The yellow butterfly is also rich in symbolism in the Bible. Yellow butterflies are representative of happiness, new beginnings, hope, and enlightenment. Fascinatingly, these insects complete a transformative process from caterpillar and cocoon to their new beginning as butterflies. In fact, this metamorphosis is similar to the journey of Christ from birth to death and resurrection, and symbolic of personal growth and spiritual transformation.

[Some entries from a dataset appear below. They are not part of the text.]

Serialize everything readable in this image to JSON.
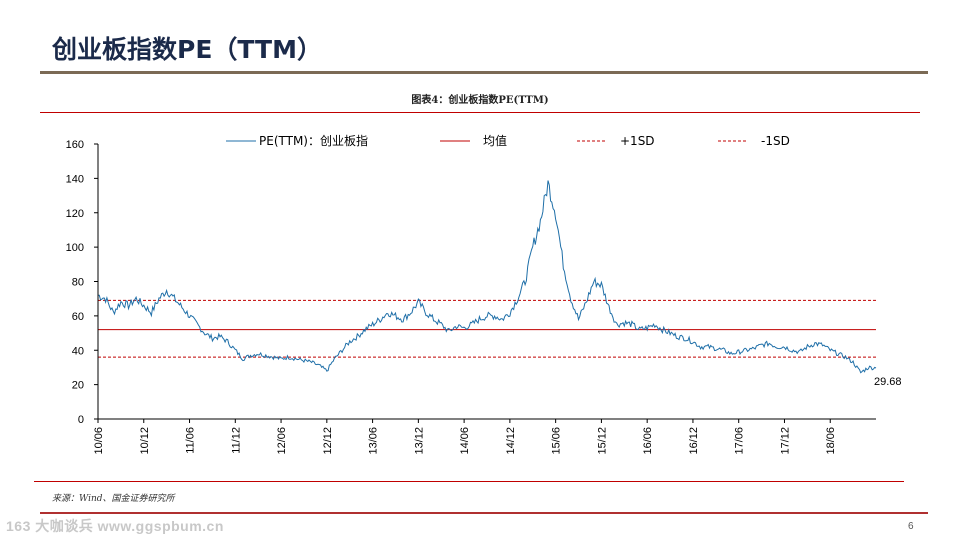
{
  "slide": {
    "title": "创业板指数PE（TTM）",
    "page_number": "6",
    "watermark": "163 大咖谈兵 www.ggspbum.cn"
  },
  "figure": {
    "title": "图表4：创业板指数PE(TTM)",
    "source": "来源：Wind、国金证券研究所"
  },
  "colors": {
    "series": "#1f6fa8",
    "mean": "#c00000",
    "band": "#c00000",
    "axis": "#000000",
    "title": "#1b2a4a"
  },
  "chart_data": {
    "type": "line",
    "ylim": [
      0,
      160
    ],
    "yticks": [
      0,
      20,
      40,
      60,
      80,
      100,
      120,
      140,
      160
    ],
    "xticks": [
      "10/06",
      "10/12",
      "11/06",
      "11/12",
      "12/06",
      "12/12",
      "13/06",
      "13/12",
      "14/06",
      "14/12",
      "15/06",
      "15/12",
      "16/06",
      "16/12",
      "17/06",
      "17/12",
      "18/06"
    ],
    "x_range": [
      "2010-06",
      "2018-12"
    ],
    "grid": false,
    "legend_position": "top",
    "last_value_label": "29.68",
    "series": [
      {
        "name": "PE(TTM)：创业板指",
        "style": "solid",
        "points": [
          [
            "2010-06",
            72
          ],
          [
            "2010-07",
            70
          ],
          [
            "2010-08",
            62
          ],
          [
            "2010-09",
            68
          ],
          [
            "2010-10",
            66
          ],
          [
            "2010-11",
            70
          ],
          [
            "2010-12",
            66
          ],
          [
            "2011-01",
            62
          ],
          [
            "2011-02",
            70
          ],
          [
            "2011-03",
            75
          ],
          [
            "2011-04",
            70
          ],
          [
            "2011-05",
            65
          ],
          [
            "2011-06",
            60
          ],
          [
            "2011-07",
            55
          ],
          [
            "2011-08",
            50
          ],
          [
            "2011-09",
            47
          ],
          [
            "2011-10",
            48
          ],
          [
            "2011-11",
            45
          ],
          [
            "2011-12",
            40
          ],
          [
            "2012-01",
            35
          ],
          [
            "2012-02",
            37
          ],
          [
            "2012-03",
            38
          ],
          [
            "2012-04",
            37
          ],
          [
            "2012-05",
            36
          ],
          [
            "2012-06",
            35
          ],
          [
            "2012-07",
            36
          ],
          [
            "2012-08",
            35
          ],
          [
            "2012-09",
            34
          ],
          [
            "2012-10",
            33
          ],
          [
            "2012-11",
            31
          ],
          [
            "2012-12",
            28
          ],
          [
            "2013-01",
            35
          ],
          [
            "2013-02",
            40
          ],
          [
            "2013-03",
            45
          ],
          [
            "2013-04",
            48
          ],
          [
            "2013-05",
            52
          ],
          [
            "2013-06",
            55
          ],
          [
            "2013-07",
            58
          ],
          [
            "2013-08",
            62
          ],
          [
            "2013-09",
            60
          ],
          [
            "2013-10",
            58
          ],
          [
            "2013-11",
            62
          ],
          [
            "2013-12",
            68
          ],
          [
            "2014-01",
            62
          ],
          [
            "2014-02",
            58
          ],
          [
            "2014-03",
            55
          ],
          [
            "2014-04",
            51
          ],
          [
            "2014-05",
            54
          ],
          [
            "2014-06",
            53
          ],
          [
            "2014-07",
            55
          ],
          [
            "2014-08",
            58
          ],
          [
            "2014-09",
            60
          ],
          [
            "2014-10",
            60
          ],
          [
            "2014-11",
            58
          ],
          [
            "2014-12",
            62
          ],
          [
            "2015-01",
            70
          ],
          [
            "2015-02",
            80
          ],
          [
            "2015-03",
            100
          ],
          [
            "2015-04",
            115
          ],
          [
            "2015-05",
            137
          ],
          [
            "2015-06",
            120
          ],
          [
            "2015-07",
            90
          ],
          [
            "2015-08",
            70
          ],
          [
            "2015-09",
            58
          ],
          [
            "2015-10",
            68
          ],
          [
            "2015-11",
            80
          ],
          [
            "2015-12",
            78
          ],
          [
            "2016-01",
            65
          ],
          [
            "2016-02",
            55
          ],
          [
            "2016-03",
            56
          ],
          [
            "2016-04",
            55
          ],
          [
            "2016-05",
            52
          ],
          [
            "2016-06",
            53
          ],
          [
            "2016-07",
            55
          ],
          [
            "2016-08",
            52
          ],
          [
            "2016-09",
            50
          ],
          [
            "2016-10",
            48
          ],
          [
            "2016-11",
            47
          ],
          [
            "2016-12",
            45
          ],
          [
            "2017-01",
            42
          ],
          [
            "2017-02",
            42
          ],
          [
            "2017-03",
            41
          ],
          [
            "2017-04",
            40
          ],
          [
            "2017-05",
            38
          ],
          [
            "2017-06",
            39
          ],
          [
            "2017-07",
            40
          ],
          [
            "2017-08",
            41
          ],
          [
            "2017-09",
            43
          ],
          [
            "2017-10",
            44
          ],
          [
            "2017-11",
            42
          ],
          [
            "2017-12",
            42
          ],
          [
            "2018-01",
            40
          ],
          [
            "2018-02",
            39
          ],
          [
            "2018-03",
            42
          ],
          [
            "2018-04",
            44
          ],
          [
            "2018-05",
            43
          ],
          [
            "2018-06",
            40
          ],
          [
            "2018-07",
            38
          ],
          [
            "2018-08",
            36
          ],
          [
            "2018-09",
            33
          ],
          [
            "2018-10",
            27
          ],
          [
            "2018-11",
            30
          ],
          [
            "2018-12",
            29.68
          ]
        ]
      },
      {
        "name": "均值",
        "style": "solid",
        "value": 52
      },
      {
        "name": "+1SD",
        "style": "dashed",
        "value": 69
      },
      {
        "name": "-1SD",
        "style": "dashed",
        "value": 36
      }
    ]
  }
}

Red: symbolizing blood and atonement
Red is primarily used to symbolize humanity, sin, and atonement throughout the Bible. Interestingly, the Hebrew word for red is “oudem”, which translates to “red clay”. You’ll also notice “oudem” isn’t a far cry from Adam — the first human being created by God from the dust of the ground. Esau also derives from “oudem” — one of Isaac’s sons described as red and hairy. “Oudem” is therefore the root of “mankind”. Yet, most obviously, red is the color of blood. In the New Testament, for example, blood imagery is featured heavily throughout Jesus’ sacrifice. In the Old Testament, atonement for sin is achieved through animal blood sacrifice (as in Leviticus 17:11). In Exodus 12:1-13, the Israelites also sacrificed a sacred Passover lamb to escape the Angel of Death. After killing the lamb, they applied its blood to the doorposts of their homes, therefore absolving their sins and escaping death.
The symbolism of primary colors in the Bible is rich and illuminating. By familiarizing yourself with color symbolism, you’ll be able to better interpret the imagery used in prophecy and understand Scripture in greater depth.